The Lawyers’ Committee points to a lawsuit it recently filed challenging an Oklahoma law which limits what educators may say about race and gender in schools. Although there is no private enforcement mechanism, the law has still “chilled speech in the classroom,” the brief says, prompting some educators to remove works such as To Kill a Mockingbird and Their Eyes Were Watching God.

“Educators have been fearful of discussing racial issues at all because of the potential penalties,” the brief says. “But, according to Texas, Oklahoma could easily insulate its law … from facial constitutional challenges in federal court by substituting penalties enforced by the government with civil penalties enforceable by private parties in civil actions.”

One justice wonders about the Little Rock integration crisis of 1957

The Texas law prohibits abortion at about six weeks of pregnancy, well before the point of fetal viability (at around 24 weeks) that current Supreme Court precedent establishes as the limit for the abortion right. The Texas law authorizes any individual to bring a lawsuit in state court against an abortion provider or anyone who assists in one, with the possibility of the plaintiff getting $10,000 in damages plus attorney fees.
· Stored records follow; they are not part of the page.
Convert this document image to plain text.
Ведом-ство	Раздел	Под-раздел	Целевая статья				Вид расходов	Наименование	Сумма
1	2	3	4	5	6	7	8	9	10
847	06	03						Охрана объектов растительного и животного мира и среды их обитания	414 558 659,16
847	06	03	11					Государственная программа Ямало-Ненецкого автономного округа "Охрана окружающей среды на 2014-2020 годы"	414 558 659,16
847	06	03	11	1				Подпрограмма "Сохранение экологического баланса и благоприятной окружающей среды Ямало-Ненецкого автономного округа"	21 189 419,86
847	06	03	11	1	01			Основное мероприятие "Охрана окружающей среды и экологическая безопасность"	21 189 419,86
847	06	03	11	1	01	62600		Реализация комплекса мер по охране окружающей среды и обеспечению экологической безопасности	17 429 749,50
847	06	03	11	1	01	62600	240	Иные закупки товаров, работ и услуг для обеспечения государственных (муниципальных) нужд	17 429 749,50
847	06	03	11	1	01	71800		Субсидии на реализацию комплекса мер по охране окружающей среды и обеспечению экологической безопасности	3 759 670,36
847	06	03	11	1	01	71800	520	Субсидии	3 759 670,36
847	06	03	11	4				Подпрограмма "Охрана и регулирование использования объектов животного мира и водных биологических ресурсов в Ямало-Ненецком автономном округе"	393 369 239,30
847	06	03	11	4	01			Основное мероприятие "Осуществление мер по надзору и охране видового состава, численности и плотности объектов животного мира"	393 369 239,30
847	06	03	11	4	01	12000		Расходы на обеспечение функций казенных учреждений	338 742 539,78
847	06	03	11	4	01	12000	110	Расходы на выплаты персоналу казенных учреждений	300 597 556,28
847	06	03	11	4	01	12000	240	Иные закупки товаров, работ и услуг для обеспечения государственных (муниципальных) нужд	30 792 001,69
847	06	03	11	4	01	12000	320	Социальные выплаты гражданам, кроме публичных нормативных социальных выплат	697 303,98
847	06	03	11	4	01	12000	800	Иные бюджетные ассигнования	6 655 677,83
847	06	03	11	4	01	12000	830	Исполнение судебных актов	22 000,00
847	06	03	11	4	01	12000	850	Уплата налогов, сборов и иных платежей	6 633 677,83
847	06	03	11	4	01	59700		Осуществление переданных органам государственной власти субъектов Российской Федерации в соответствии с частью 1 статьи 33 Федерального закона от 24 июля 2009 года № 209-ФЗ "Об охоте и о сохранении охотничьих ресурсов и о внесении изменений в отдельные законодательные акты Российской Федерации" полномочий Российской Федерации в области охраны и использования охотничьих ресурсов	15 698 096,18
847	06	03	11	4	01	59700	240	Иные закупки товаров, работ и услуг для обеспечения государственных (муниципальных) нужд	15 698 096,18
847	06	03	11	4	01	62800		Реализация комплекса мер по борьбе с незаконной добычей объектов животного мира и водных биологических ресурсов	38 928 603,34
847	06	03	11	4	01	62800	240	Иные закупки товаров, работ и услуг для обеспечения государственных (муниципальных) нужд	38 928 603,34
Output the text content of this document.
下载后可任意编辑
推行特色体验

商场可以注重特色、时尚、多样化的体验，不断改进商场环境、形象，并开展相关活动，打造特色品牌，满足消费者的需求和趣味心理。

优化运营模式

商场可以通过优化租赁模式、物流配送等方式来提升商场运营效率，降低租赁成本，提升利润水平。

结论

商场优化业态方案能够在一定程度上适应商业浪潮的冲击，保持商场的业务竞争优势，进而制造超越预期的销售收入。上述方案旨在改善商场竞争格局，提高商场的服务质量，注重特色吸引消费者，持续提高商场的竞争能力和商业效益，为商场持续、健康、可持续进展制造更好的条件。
In Whole Women’s Health v. Jackson (Case No. 21-463) and United States v. Texas (No. 21-588) the Supreme Court is considering, at this stage, not the constitutionality of the Texas law but whether legal challenges to it by abortion providers and the federal government may proceed. The justices put the cases on a fast track, with arguments 10 days after they granted review.

During the arguments, the justices several times discussed the implications of the cases for signaling to other states that they could adopt laws limiting activities that may be protected under the federal constitution and rely on private enforcement to evade review.

“Essentially, we would be inviting states, all 50 of them, with respect to their un-preferred constitutional rights, to try to nullify the law that this court has laid down as to the content of those rights,” Justice Elena Kagan said. “I mean, that was something that until this law came along no state dreamed of doing. … Guns, same-sex marriage, religious rights, whatever you don’t like, go ahead.”

In fact, a coalition of gun rights supporters filed a brief warning that more-liberal states might adopt a Texas-style law infringing Second Amendment rights by granting private litigants an enforcement mechanism against gun owners.

Judd E. Stone II, the Texas solicitor general defending his state’s abortion law, said some of Kagan’s examples were “extremis” hypotheticals and that “the state of Texas hasn’t nullified anything.”

The justices did not ask about the critical race theory examples discussed in the briefs, but Justice Stephen G. Breyer did ask about race and education from an earlier era.

“Let me think of just a specific example which was the worst one I could think of for you,” Breyer told Stone. “Suppose a governor … had this model [Texas] law and said anyone who brings a black child to a white school is subject to, you know, and then we copy the law. … I mean, if we uphold this, are we retroactively upholding that?”

Stone said that challengers of such a law would have recourse in state court, where judges would rule that such a law would be a “transparent violation” of the 14th Amendment’s guarantee of equal protection of the law.

Breyer quickly retorted that his hypothetical was obviously based on the Little Rock school integration crisis.

“This was Arkansas in 1957,” Breyer said. State court judges there did not respond in that way.

“I mean, we have some experience,” Breyer said.

A decision in the Texas cases could come anytime before next June, but is expected sooner based on the fast-track approach the court adopted.